The Draxon grinned at the idea. Blowing things up was clearly on his list of favourite activities.

“We’ll strip her for parts we can sell and—well, hello, what do we have here?” The Hopat leaned in and examined something on the display that clearly intrigued him. “Don’t think I know a masked smuggling compartment when I see one, eh?” He looked at Hel. “What’s inside?”

Hel was thrown off by this. She didn’t know the ship had a smuggling compartment, and for good reason. “I… I don’t know.”

The Hopat looked to his subordinate. “She’s the captain?”

“She is Matron.”

The Hopat rolled his eyes. “How many times have I told you it don’t work like that with other species? It ain’t about… Never mind. Computer, what is currently stored inside Reserve Node 42B?”

“There is no Reserve Node 42B on this ship,” the computer said.

The Hopat smiled. “See? Definitely hiding something there. You.” He pointed the pulse rifle at Moss. “What’s in the smuggling compartment?”

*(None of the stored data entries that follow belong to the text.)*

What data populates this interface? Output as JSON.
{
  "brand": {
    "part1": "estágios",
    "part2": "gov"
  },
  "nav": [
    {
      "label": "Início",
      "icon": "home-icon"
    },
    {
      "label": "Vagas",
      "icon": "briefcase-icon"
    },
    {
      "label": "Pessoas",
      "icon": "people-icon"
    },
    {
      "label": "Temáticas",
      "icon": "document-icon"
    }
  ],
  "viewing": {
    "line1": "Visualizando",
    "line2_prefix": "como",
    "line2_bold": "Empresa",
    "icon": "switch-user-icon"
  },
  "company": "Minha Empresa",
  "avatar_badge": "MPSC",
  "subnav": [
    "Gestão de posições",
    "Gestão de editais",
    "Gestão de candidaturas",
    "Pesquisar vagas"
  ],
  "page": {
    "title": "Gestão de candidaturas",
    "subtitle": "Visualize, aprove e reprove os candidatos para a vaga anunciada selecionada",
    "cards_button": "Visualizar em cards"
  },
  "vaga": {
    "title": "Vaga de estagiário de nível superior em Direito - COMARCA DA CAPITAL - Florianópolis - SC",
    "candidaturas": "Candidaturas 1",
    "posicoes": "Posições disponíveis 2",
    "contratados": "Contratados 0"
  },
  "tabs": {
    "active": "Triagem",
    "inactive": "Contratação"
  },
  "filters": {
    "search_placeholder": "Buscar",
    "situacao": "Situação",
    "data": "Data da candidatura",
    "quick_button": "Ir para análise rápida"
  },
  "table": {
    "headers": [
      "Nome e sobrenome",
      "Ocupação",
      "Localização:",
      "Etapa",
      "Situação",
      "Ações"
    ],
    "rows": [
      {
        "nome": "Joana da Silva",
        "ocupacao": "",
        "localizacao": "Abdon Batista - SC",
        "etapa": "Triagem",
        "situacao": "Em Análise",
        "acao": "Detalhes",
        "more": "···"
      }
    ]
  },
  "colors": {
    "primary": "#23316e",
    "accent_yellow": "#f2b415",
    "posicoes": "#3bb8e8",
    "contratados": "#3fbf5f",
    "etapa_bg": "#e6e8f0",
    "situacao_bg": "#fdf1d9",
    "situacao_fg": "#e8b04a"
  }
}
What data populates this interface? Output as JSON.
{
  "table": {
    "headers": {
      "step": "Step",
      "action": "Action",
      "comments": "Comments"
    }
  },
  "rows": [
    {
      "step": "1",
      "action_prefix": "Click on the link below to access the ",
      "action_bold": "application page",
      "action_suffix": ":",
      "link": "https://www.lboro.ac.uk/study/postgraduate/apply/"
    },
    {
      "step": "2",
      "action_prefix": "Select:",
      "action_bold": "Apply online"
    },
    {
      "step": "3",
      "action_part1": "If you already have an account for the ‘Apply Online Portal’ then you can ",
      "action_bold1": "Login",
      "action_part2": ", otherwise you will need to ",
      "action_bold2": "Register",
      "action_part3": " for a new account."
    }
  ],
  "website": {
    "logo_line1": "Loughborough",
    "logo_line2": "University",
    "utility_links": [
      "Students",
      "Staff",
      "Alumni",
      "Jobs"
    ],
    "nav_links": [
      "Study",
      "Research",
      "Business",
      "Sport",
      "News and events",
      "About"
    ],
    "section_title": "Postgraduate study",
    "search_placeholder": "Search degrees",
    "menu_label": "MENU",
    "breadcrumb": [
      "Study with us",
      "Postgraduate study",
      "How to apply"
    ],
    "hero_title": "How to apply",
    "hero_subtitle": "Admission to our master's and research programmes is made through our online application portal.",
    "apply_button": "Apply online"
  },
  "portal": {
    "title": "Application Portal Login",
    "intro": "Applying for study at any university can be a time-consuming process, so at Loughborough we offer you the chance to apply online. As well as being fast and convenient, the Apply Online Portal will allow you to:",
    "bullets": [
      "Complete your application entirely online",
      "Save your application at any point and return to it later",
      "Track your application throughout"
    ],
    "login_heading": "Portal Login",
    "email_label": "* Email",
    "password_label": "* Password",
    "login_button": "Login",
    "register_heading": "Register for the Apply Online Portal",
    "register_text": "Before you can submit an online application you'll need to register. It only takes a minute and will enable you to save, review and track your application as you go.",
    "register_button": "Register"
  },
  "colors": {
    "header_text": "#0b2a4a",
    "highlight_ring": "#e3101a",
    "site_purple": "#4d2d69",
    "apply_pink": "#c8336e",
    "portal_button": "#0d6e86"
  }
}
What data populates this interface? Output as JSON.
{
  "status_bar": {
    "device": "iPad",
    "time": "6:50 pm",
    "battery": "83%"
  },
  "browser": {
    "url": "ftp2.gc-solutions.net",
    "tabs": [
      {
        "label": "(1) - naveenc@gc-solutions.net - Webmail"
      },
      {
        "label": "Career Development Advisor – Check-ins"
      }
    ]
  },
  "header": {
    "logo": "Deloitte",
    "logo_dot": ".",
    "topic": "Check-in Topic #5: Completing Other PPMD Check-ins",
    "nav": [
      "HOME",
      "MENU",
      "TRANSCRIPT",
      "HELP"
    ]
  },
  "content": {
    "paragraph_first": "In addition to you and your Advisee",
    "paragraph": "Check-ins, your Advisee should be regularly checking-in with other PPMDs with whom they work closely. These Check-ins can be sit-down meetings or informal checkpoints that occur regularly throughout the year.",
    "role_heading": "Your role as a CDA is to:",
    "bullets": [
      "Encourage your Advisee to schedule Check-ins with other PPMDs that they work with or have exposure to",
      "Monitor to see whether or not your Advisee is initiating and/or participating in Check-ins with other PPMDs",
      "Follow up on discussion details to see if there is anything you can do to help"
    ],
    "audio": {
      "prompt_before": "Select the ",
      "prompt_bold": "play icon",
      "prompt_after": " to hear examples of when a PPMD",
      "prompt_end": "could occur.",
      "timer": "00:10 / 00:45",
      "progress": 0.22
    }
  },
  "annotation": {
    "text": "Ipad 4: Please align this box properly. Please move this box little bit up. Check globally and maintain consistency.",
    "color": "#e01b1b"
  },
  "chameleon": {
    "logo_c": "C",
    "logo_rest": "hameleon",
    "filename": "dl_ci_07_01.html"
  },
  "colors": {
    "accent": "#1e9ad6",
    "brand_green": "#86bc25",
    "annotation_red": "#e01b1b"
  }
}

Moss kept his mouth shut. The Hopat turned to Hel and brushed his extra thumb down her cheek. “We’re going to find out one way or the other. The only question is how much you two are going to suffer in the meantime. Understand me?”

“Fine,” Moss growled. “It’s sherb.”

The Hopat frowned. “Sherb? Big deal. That’s recreational stuff. I got a stash of it on my ship.”

Moss shook his head. “Not like this, you don’t.”

“Some kind of exotic blend?”

“Like nothing you’ve ever seen. Made in Elysia. Banned in four out of the five Protectorate nations.”

“So, what kind of lock do you have on the compartment? Voice print? Biometrics? You better hope I don’t need your eyeball.” It was eerie how well Moss’s adaptive translator interpreted this guy’s threatening tones.

“Simple voice command. I can do it from here.”

“How much is there?”

“Half a ton. Vacuum packed.”

“Sounds good. We’ll take it.” He made it sound like they’d struck a bargain, though Moss was at a loss as to what he’d be getting out of it. “Tregas, bind the little lady to her captain again, would you?” He did so. “And if you would be so good as to unlock the compartment, please?”

Moss sighed. “Computer. Command override on Reserve Node 42B. Allow free access. Provide floor lighting between the cabin and the hatch.” The floor lit up with small lights that led to the main corridor and hung a left. “You don’t want to get lost,” Moss added.

The Hopat gave a wide and toothy grin. “Much obliged.”

The short Hopat and his large Draxon companion left the room. Hel and Moss waited as the clank of their boots on the metal floor grew more and more distant.

“They there yet?” Moss asked.

The voice over the speakers lost its computer-like quality and now sounded like a normal woman. “Almost.”

“Close enough.” Moss deactivated the magnacuffs and stood up. Hel looked at Moss in shock as he worked on her cuffs next.

“Wait, you could have done that at any time?”

“Not the first time I’ve been arrested. Little trick I got wired into my suit.”

“But why wait so long?”

“And do what? Go toe-to-toe with Blue Goliath or his rifle packing partner? I told you I was waiting for an opportunity. Which you kindly provided, thank you very much.”

“So, what’s really in Reserve Node 42B?” asked Hel.

“Didn’t you hear her?” Moss nodded toward the computer terminal. “There is no Reserve Node 42B.”

“They’re inside,” said the computer.

“Flush ’em.”

The hull echoed briefly with the sound of an airlock blowing open.

“There used to be something there,” said Moss. “But after this ship got Frankenstein’d, it became a secondary airlock. I’m guessing a little creative on-the-spot schematic redesign was going on behind the scenes?”

“You got it,” said the computer.

Moss grinned as he freed Hel and helped her to her feet. “Good to have you back, Violet. I’ve missed you.”

“I didn’t realize I’d gone anywhere.”